この話題で共感されやすいのは、「送れなかった文章もラブレターかもしれない」という部分です。メモ帳に残っている文章、消したメッセージ、渡せなかったカード。誰にでも少し心当たりがあるはず。うっ、となるやつです。

一方で、ラブレターという言葉には、少し照れがあります。いまさら重い、恥ずかしい、古い。そう思う人も多いと思います。でも、古いものが全部ダサいわけではありません。時間をかけて言葉を選ぶことは、むしろ今だと少し贅沢です。

ayakosuzukiの実生活目線メモ

私は、ラブレターって「好きです」と書くものというより、「ちゃんと見ていました」と伝えるものだと思っています。派手な告白より、見落とされがちな小さな優しさを覚えていること。そのほうが刺さる日があります。

あと、手紙は自分の雑さも出ます。字が少し曲がる。余白が変。言い回しがぎこちない。でも、そのぎこちなさごと残るのがいい。完璧な文章より、少し呼吸が聞こえる文章のほうが、あとで読み返したくなる気がします。

今後の注目点

これから手紙文化が大きく戻るかというと、たぶんそう単純ではありません。普段の連絡は、これからもメッセージアプリが中心です。早いし便利。それは変わらないと思います。

でも、特別な日だけ手紙を書く人は残りそうです。誕生日、卒業、結婚式、記念日、母の日や父の日。言葉を保存したい瞬間には、紙がまだ強い。デジタルが便利になったぶん、手紙は“わざわざ感”のある贈り物になっています。

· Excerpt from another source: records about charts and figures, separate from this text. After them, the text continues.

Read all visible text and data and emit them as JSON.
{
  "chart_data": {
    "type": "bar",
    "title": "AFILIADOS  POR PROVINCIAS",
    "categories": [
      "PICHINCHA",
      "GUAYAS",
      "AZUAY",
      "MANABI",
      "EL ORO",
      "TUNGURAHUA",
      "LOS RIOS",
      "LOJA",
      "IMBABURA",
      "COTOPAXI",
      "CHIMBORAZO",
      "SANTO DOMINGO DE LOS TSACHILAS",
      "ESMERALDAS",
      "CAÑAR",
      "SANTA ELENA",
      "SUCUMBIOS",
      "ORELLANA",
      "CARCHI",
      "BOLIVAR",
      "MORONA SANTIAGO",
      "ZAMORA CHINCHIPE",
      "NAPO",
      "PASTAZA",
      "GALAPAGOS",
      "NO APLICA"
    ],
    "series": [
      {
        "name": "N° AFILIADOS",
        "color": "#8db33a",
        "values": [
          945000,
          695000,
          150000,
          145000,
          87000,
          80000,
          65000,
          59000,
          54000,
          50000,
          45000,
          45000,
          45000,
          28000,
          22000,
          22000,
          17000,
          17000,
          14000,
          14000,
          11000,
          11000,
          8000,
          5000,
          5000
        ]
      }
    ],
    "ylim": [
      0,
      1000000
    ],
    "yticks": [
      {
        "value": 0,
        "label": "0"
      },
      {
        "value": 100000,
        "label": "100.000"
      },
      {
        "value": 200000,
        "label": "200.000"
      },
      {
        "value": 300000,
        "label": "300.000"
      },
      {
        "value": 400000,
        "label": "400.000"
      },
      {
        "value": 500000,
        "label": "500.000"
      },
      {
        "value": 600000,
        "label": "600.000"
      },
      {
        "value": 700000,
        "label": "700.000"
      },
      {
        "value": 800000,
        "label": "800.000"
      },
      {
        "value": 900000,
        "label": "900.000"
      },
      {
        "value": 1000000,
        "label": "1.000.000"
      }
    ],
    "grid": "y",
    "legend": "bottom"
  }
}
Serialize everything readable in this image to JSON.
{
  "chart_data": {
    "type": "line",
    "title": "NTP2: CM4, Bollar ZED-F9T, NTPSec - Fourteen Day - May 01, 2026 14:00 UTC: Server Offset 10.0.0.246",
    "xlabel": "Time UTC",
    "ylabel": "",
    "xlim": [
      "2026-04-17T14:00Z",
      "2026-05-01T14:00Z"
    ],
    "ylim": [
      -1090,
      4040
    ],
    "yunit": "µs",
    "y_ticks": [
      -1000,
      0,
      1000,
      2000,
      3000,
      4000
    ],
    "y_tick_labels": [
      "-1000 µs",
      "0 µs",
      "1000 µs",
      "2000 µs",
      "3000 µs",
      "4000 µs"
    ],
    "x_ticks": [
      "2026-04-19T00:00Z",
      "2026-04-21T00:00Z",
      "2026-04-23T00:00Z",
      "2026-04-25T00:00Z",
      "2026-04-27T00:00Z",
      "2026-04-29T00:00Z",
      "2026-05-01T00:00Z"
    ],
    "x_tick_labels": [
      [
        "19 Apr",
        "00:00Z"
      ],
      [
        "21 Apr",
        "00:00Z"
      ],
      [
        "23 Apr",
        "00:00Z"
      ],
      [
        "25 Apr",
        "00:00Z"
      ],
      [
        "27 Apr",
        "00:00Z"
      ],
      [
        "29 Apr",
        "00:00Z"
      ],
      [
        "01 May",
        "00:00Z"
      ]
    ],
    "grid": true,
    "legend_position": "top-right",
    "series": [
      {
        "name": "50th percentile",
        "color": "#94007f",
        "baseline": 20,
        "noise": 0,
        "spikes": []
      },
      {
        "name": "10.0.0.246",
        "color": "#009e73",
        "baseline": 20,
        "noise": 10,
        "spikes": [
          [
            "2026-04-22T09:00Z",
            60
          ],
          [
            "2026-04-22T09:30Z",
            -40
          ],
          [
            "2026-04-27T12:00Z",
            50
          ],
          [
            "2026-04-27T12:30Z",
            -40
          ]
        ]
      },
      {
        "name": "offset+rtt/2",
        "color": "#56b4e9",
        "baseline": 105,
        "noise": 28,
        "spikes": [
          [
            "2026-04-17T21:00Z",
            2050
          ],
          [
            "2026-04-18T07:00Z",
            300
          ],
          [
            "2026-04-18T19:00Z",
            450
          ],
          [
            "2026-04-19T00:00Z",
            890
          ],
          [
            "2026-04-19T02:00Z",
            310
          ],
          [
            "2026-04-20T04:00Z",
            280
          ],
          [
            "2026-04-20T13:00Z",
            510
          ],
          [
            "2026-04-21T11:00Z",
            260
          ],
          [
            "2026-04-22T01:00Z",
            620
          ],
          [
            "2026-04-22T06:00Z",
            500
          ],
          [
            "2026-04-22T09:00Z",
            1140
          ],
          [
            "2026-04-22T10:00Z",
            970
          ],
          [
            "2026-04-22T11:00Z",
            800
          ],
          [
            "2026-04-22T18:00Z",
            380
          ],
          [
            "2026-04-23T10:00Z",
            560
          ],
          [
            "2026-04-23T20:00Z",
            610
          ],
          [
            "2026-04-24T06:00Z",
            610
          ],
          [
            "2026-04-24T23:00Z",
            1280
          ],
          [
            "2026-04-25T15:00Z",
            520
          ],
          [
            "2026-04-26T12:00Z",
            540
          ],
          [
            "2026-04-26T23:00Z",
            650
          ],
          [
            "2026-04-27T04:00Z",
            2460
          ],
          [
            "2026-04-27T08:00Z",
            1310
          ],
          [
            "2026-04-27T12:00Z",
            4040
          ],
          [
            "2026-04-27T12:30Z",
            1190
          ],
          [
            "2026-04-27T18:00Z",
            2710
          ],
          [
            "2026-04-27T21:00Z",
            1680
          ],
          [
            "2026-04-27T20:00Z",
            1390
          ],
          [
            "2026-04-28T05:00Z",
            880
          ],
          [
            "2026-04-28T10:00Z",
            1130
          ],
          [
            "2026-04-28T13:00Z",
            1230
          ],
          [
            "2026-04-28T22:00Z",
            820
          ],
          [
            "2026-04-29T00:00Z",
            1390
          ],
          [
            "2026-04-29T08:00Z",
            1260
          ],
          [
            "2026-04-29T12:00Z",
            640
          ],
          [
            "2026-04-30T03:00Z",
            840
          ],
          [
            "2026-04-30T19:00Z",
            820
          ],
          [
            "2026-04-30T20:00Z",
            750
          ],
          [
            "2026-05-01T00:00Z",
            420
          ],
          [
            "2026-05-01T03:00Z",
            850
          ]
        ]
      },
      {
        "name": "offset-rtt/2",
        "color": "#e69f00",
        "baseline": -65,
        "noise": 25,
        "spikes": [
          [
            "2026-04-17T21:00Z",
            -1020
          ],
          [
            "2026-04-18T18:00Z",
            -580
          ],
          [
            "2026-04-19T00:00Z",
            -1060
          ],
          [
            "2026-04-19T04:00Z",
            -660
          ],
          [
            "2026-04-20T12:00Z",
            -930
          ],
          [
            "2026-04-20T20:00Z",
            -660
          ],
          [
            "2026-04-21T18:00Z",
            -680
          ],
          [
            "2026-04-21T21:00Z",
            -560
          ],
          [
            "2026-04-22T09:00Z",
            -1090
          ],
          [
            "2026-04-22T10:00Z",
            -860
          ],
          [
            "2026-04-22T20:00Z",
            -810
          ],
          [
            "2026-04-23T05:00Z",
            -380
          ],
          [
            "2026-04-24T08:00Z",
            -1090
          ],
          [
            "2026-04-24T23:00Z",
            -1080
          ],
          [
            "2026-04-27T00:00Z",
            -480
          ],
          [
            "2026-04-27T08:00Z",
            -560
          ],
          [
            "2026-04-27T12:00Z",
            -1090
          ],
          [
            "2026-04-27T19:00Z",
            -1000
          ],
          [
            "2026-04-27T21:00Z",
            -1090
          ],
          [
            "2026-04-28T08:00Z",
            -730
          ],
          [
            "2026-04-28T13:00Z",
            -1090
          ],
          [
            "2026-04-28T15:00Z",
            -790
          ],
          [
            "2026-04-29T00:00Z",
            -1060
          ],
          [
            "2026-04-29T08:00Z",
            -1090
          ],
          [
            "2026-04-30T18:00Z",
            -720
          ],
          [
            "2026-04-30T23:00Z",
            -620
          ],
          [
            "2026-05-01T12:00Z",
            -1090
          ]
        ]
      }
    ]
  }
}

ラブレターの日は、恋愛だけの記念日にしなくてもいいと思います。好きな人へ、家族へ、友人へ、昔の自分へ。ちょっと大切に思っていることを、どこかに一行だけ残す日。そう考えると、かなり使いやすい記念日です。

まとめ

5月23日のラブレターの日は、「こいぶみ」の語呂合わせと映画にまつわる由来を持つ、少し物語っぽい記念日です。昔の恋文は和歌や手紙で気持ちを交わし、現代ではメッセージや下書きの中に形を変えて残っています。

ラブレターが面白いのは、うまい文章だからではありません。書くまでの時間、迷い、渡す勇気、残ってしまう紙の気配。そういうものが、言葉の後ろにくっついてくるからです。今日は誰かに送らなくてもいい。まずは一行だけ、どこかに書いてみる。それだけでも、少しラブレターの日らしい過ごし方かもしれません。